Shortly after the afternoon session commenced, volume traded on the Singapore bourse clocked in at 675.1 million securities with a total turnover of S$416.7 million. Both volume and turnover are on track to miss their respective 2019 intraday averages.

Across the market, decliners outpaced advancers 193 to 129. The bluechip index had eight of the 30 counters in trading in the red.

Genting Singapore was the STI's most active counter, trading flat at 88.5 Singapore cents on 10.2 million shares changing hands.

Singtel was another active. Shares in Singapore's largest telco fell S$0.03 or 0.9 per cent to S$3.18.

Last Thursday, Singapore's largest telco posted a 23.8 per cent decline in Q3 net profit to S$627.2 million. Since earnings were released, Singtel shares have fallen 5.7 per cent.

Financials continued their downtrend.
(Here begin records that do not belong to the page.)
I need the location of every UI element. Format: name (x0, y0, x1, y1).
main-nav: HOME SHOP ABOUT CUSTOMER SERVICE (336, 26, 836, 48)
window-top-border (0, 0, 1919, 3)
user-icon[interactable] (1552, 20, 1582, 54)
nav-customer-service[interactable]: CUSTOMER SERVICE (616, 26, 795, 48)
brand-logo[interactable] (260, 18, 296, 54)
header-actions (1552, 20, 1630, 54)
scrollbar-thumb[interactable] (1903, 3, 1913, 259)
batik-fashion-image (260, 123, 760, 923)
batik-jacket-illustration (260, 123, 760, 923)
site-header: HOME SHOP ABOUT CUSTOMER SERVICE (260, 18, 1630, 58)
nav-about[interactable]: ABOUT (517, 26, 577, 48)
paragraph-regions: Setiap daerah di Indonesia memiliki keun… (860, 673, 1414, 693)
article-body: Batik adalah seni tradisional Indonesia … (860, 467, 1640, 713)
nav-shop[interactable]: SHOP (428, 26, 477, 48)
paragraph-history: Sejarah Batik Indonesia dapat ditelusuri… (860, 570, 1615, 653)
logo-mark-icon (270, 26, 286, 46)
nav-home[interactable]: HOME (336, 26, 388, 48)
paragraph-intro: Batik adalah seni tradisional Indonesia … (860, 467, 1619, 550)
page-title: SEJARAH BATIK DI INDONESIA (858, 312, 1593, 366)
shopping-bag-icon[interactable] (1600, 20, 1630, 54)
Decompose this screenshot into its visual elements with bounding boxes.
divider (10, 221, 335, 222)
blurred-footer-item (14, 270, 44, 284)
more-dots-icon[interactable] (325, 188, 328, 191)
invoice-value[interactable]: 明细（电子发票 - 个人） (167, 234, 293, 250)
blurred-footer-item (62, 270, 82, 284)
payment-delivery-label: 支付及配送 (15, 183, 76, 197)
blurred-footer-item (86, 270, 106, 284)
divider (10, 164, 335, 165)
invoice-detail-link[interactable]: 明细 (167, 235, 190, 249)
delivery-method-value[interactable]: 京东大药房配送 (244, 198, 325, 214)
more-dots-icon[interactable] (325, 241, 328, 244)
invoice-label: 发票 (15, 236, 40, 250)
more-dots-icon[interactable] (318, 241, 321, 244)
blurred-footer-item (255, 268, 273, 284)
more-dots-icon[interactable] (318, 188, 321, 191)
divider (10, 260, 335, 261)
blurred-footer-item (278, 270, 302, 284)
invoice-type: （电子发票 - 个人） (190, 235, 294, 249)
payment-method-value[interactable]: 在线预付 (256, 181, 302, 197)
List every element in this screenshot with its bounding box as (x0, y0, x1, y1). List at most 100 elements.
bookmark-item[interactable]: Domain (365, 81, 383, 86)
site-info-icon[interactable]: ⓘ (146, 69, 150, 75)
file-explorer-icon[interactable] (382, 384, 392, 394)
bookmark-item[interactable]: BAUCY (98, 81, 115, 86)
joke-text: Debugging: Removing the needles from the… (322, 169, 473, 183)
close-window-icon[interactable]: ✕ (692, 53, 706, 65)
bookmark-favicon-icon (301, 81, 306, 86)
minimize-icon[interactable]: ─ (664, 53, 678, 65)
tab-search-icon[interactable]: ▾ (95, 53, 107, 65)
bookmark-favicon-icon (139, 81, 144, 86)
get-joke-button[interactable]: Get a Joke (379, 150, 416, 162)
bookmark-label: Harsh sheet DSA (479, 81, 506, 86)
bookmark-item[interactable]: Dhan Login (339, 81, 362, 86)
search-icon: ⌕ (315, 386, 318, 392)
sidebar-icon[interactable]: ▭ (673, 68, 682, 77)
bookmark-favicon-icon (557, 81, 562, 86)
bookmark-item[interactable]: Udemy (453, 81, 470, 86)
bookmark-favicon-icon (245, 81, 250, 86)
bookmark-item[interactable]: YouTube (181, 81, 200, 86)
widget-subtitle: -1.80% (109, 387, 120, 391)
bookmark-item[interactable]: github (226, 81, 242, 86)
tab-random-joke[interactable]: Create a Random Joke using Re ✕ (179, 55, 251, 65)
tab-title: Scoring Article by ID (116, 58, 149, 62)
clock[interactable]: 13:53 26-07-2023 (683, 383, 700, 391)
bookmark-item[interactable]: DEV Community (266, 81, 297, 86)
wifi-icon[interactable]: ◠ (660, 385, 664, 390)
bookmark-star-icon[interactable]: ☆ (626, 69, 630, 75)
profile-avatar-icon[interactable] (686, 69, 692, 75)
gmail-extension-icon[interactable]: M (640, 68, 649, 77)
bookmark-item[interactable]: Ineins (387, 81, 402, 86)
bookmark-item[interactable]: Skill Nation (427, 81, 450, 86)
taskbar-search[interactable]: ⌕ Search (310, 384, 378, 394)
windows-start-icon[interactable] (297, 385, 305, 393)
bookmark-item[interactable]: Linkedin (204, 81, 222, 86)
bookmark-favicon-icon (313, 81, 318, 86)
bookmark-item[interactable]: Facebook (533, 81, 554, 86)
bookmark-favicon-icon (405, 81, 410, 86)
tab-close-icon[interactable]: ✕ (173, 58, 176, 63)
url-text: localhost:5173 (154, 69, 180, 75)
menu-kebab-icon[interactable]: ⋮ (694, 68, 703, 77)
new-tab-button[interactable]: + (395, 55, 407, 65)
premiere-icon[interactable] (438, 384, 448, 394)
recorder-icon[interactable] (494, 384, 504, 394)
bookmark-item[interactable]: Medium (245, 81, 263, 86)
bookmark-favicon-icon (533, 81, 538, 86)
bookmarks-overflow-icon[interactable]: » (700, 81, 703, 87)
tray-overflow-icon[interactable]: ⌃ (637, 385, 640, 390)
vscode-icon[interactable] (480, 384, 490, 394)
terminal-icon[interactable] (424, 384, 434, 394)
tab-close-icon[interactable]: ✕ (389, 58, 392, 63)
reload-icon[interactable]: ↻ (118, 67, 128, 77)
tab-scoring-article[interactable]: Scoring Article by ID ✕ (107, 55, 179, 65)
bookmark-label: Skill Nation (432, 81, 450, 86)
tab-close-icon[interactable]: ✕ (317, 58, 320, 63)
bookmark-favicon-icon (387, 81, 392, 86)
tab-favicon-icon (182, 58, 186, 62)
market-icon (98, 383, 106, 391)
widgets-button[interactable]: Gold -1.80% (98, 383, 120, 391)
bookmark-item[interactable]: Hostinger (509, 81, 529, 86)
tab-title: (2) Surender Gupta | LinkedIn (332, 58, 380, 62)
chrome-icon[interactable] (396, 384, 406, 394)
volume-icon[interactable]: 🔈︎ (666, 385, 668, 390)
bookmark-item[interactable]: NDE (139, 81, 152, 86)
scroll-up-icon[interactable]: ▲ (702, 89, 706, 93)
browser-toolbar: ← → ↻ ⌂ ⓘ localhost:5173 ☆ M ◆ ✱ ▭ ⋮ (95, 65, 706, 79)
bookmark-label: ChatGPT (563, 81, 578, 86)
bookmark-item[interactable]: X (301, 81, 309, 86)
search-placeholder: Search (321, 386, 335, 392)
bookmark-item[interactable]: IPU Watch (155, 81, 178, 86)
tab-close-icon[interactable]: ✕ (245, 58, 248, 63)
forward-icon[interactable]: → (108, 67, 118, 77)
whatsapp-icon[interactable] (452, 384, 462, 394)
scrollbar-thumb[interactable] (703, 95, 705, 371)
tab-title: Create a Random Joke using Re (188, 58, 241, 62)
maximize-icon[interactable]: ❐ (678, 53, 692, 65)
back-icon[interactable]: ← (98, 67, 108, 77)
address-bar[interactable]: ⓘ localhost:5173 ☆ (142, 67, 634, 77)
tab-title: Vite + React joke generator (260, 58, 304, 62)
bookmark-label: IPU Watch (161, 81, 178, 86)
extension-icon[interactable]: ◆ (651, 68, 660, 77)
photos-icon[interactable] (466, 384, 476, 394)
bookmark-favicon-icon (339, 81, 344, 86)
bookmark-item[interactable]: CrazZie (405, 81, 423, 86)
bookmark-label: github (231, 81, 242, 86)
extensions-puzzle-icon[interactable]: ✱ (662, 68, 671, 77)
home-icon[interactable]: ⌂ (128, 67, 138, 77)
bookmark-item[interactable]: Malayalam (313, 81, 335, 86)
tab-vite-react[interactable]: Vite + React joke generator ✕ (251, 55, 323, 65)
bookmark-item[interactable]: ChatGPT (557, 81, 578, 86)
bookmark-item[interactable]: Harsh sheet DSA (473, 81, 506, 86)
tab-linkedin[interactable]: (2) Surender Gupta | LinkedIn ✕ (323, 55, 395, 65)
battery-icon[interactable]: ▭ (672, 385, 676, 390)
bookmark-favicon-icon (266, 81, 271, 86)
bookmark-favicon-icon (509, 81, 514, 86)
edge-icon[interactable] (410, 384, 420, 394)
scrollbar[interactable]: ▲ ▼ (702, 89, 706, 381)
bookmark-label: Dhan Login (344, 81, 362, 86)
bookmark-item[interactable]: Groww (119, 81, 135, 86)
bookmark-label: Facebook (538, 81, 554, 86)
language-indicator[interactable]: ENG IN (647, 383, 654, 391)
DBS shares dipped S$0.14 or 0.6 per cent to S$25.34, OCBC Bank fell S$0.06 or 0.6 per cent to S$10.95 and United Overseas Bank traded at S$25.91, down S$0.14 or 0.5 per cent as at 1.06pm.

Among property trusts, Eagle Hospitality Trust (EHT) dipped US$0.01 or 1.9 per cent to US$0.52. On Tuesday morning, EHT posted a Q4 distribution per stapled security of 1.179 US cents, 24.4 per cent below its intial public offering forecast.

Elsewhere in the Asia-Pacific, benchmarks in Australia, China, Hong Kong, Japan, Malaysia, South Korea, Taiwan and Malaysia were lower.